Role-playing reviews

Reviews related to role-playing games, with a focus on Gods & Monsters, and a bit of superhero gaming.

Gods & Monsters Fantasy Role-Playing

Beyond here lie dragons

House of Gold, House of Passages

Jerry Stratton, August 22, 2015

Muse in the Domus Aurea: “Statue of a muse in the newly reopened Domus Aurea, Rome. February 2007.”; Rome; palaces; muse

Inscribe a riddle on the base of this muse and you’re good to go. (Howard Hudson, CC BY-SA 2.5)

Imagine this: a palace with a triple portico a mile long, stretching between two hills, and the inside covered in jewels, gold, and mother-of-pearl, whose “courtyard was so large that a 120-foot stall colossal statue of the emperor himself stood there. It had…

dining rooms with fretted ceilings whose ivory panels could be turned so that flowers or perfumes from pipes were sprinkled down from above; the main hall of the dining rooms was round, and it would turn constantly day and night like the Heavens…

It sounds like a grand palace from a fantasy novel, something requiring a ton of CGI when the time arrives to film it, but it was a real place in 68 AD. It was the Roman emperor Nero’s Domus Aurea, or Golden House.
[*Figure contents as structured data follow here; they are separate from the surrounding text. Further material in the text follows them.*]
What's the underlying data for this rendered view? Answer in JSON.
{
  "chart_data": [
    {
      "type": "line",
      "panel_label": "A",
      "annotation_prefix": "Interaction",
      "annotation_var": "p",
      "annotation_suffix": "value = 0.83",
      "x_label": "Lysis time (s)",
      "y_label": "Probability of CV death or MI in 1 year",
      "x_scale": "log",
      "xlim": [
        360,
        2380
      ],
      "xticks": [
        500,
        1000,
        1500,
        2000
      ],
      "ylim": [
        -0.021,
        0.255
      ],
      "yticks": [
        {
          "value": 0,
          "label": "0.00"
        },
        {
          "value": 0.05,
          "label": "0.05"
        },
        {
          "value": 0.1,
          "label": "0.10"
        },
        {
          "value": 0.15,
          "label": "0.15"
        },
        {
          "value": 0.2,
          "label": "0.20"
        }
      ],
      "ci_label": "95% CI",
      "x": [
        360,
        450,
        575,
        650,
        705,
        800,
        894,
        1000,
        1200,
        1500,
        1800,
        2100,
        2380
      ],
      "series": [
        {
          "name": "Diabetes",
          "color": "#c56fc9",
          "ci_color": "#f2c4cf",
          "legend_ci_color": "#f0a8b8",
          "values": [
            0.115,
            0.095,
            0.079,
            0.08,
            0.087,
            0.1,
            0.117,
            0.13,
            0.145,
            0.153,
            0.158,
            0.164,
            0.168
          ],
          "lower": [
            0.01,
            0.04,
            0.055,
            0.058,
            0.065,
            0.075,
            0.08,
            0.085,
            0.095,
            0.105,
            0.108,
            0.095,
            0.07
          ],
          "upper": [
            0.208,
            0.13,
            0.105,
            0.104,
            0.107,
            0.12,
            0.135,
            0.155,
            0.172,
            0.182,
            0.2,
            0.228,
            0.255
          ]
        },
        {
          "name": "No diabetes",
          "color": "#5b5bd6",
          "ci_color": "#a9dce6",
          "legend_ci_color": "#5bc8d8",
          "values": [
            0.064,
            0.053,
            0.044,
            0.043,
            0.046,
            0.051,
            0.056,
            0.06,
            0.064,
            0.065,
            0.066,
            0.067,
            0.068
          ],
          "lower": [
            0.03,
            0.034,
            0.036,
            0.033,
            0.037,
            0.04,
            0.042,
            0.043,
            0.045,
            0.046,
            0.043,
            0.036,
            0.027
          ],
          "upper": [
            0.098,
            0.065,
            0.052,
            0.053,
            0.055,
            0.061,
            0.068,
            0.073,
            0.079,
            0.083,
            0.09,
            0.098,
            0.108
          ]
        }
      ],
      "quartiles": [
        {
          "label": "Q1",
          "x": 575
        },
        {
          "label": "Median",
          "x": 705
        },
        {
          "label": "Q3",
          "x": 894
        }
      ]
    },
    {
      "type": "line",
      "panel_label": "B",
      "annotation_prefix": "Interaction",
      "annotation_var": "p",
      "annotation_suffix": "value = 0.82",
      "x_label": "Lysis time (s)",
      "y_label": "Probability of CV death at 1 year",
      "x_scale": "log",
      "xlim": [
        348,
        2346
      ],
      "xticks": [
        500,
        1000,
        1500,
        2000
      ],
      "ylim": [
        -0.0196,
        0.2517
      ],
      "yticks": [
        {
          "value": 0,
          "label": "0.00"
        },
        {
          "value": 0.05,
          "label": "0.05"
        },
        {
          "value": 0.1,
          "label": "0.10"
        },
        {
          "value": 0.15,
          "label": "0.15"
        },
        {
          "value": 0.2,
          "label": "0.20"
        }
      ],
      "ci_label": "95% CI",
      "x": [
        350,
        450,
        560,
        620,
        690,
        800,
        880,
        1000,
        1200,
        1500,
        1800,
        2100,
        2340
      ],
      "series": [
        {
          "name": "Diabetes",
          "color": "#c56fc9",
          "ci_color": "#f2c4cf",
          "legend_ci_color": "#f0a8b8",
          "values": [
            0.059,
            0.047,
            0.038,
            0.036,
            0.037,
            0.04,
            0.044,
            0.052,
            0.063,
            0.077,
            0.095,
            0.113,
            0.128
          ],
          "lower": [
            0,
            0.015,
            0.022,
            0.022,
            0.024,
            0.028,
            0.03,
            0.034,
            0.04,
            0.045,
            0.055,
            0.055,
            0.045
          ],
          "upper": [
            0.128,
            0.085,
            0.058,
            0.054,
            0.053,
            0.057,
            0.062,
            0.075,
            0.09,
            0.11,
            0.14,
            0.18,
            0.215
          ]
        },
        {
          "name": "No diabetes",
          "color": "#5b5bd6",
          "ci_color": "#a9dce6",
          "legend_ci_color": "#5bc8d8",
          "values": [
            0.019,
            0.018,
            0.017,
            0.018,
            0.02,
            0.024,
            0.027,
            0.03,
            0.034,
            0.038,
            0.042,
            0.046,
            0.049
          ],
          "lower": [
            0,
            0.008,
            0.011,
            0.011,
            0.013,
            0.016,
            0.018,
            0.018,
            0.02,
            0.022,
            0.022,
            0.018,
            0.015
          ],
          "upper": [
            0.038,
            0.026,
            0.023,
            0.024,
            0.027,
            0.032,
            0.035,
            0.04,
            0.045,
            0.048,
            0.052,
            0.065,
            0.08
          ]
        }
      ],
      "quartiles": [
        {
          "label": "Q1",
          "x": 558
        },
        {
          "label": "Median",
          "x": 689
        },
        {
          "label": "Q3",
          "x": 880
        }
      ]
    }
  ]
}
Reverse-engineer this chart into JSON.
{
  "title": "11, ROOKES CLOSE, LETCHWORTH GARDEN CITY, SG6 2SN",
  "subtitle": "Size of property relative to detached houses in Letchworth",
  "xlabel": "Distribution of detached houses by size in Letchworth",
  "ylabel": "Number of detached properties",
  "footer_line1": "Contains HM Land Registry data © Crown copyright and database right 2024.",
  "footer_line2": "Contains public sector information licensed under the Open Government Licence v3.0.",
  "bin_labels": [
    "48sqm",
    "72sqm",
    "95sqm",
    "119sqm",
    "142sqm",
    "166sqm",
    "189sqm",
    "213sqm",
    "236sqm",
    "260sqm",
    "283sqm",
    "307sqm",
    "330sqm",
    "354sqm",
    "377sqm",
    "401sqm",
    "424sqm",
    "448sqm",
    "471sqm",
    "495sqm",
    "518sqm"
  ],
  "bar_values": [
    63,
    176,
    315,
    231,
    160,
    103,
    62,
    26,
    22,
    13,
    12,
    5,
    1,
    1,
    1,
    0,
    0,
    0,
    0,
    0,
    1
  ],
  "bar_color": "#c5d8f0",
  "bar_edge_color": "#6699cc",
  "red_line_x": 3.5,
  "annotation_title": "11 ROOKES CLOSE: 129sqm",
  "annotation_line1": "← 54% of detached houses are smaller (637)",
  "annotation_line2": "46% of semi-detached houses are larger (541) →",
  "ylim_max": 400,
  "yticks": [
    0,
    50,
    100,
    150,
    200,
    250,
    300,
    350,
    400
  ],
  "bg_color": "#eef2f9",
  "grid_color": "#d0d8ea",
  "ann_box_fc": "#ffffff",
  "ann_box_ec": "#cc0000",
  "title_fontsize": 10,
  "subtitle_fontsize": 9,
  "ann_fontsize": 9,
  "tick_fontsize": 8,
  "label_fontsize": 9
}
The Domus Aurea was the second version of his opulent palace. The first, the Domus Transitoria, House of Passages, was destroyed by fire.
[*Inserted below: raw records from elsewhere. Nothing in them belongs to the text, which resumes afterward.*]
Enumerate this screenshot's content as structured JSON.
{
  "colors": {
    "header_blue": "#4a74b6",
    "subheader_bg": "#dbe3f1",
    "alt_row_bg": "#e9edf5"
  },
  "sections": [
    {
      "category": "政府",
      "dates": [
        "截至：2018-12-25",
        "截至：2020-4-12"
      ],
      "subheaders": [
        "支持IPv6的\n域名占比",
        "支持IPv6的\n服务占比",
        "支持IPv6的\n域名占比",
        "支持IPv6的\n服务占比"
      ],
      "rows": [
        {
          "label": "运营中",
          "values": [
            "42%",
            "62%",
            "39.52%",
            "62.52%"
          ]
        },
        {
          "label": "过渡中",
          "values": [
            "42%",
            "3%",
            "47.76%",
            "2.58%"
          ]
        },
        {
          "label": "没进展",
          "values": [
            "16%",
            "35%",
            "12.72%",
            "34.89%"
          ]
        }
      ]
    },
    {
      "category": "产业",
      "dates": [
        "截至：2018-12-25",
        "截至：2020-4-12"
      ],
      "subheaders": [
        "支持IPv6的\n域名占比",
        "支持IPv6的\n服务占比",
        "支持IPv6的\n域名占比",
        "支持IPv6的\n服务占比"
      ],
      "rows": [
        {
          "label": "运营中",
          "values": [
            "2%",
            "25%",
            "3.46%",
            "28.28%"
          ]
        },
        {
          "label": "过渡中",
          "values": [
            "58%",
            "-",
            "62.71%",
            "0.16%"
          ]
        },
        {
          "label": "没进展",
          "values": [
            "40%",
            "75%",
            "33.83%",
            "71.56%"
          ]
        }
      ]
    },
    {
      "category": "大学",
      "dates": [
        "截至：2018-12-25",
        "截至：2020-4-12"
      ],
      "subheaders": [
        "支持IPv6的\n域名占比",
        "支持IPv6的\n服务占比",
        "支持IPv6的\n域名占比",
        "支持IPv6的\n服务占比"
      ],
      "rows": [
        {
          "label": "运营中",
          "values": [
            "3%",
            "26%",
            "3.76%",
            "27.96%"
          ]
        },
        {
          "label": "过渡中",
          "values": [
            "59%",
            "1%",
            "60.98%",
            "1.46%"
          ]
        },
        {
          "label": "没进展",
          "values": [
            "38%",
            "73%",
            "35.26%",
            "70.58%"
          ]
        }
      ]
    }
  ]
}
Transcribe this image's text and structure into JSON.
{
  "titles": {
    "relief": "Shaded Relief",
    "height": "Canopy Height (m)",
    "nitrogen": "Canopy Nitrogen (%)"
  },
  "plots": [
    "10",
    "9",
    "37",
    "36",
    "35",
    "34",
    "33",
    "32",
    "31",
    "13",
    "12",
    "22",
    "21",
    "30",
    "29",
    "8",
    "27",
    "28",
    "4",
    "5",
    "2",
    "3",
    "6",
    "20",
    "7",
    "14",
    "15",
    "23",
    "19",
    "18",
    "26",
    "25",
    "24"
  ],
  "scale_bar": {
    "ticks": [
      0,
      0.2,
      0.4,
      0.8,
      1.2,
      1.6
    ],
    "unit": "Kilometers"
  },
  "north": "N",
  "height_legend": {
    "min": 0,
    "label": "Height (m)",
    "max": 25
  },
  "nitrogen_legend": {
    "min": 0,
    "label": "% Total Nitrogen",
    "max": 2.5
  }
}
There were walls sheathed in polychrome marble, vaults and ceilings covered in vibrant frescoes by the artist Fabullus, and in precious stones, ivory, and gold, and gardens full of masterpieces of sculpture from Greece and Asia Minor.

The space that the palace and its yards used was cleared by the infamous Roman fire of 64 AD; one of the reasons Nero was suspected of causing the fire is that he used the space cleared by the fire to build his extraordinary palace.

That alone is enough to make this golden palace, profiled in the September/October issue of Archaeology magazine worthy of inspiration for a fantasy adventure.

But it turns out to be even more amazing. Nero was horribly disliked. After he died in 68 AD, and the wars for succession settled down, his successors “attempted to obliterate not only the emperor’s memory, but also all traces of the Domus Aurea, and to return to public use, land he had seized for his private projects.”

The 120-foot-tall statue of himself, which was patterned after the Colossus at Rhodes, gave one of the new projects a name: the Colosseum was built atop his artificial lake; the statue itself gained a crown and the new emperor, Vespasian, rededicated it as the Roman sun good Sol.

Nero with violin: Nero plays his violin while Rome burns.; Rome; Nero

“From these ashes, I shall build the world’s largest megadungeon.”

After some looting, the palace’s vaulted spaces were filled with earth, and massive public baths were built atop the now-underground palace.

Then the barbarian invaders of the sixth century came along, cut off the water from the aqueducts, and the entire area was abandoned, to be rediscovered in 900 years when some kid, supposedly, fell into it. The fill, having settled, left space to look at the old paintings, and:

Some of the greatest Italian painters, among them Pinturicchio, Ghirlandaio, and Raphael, were lowered by ropes into openings that were originally believed to be caves. Instead, they saw what became the main source of knowledge of the ancient Roman styles of painting that would so heavily influence the art and architecture of the Renaissance.

Later, a public park was built above it, and roots intruded into it, but much of the great vaulted spaces survived.

You think that’s enough? An evil ruler’s forgotten palace underground, directly beneath a public park in the greatest city of the world, ripe for excavation by gnomes or kobolds or some other underground race to build a secret city below the city of the sun above?

If you were to think that’s enough, you would be wrong.

…in the Middle Ages this area became a necropolis for the humble inhabitants of the Oppian Hill. “We have unearthed nine graves that were made using pieces of the cocciopesto from the Trajanic baths,” says Segala. “We have also found traces of agricultural activities, mostly vineyards, orchards, and vegetable gardens, that have damaged the skeletons.”

That’s right. It has undead, too.

A cruel emperor builds a huge palace containing hundreds of rooms on the site of a suspicious fire. The place is gigantic, and everything in it is built on a grand scale. The spinning dining room alone had supporting pillars twelve feet wide.

And after he dies, the palace is buried, abandoned, built over with public baths, abandoned, used as a cemetery, used as farmland, abandoned, and used for public recreation when the once-abandoned city has regrown over it.

It sounds like an urban megadungeon.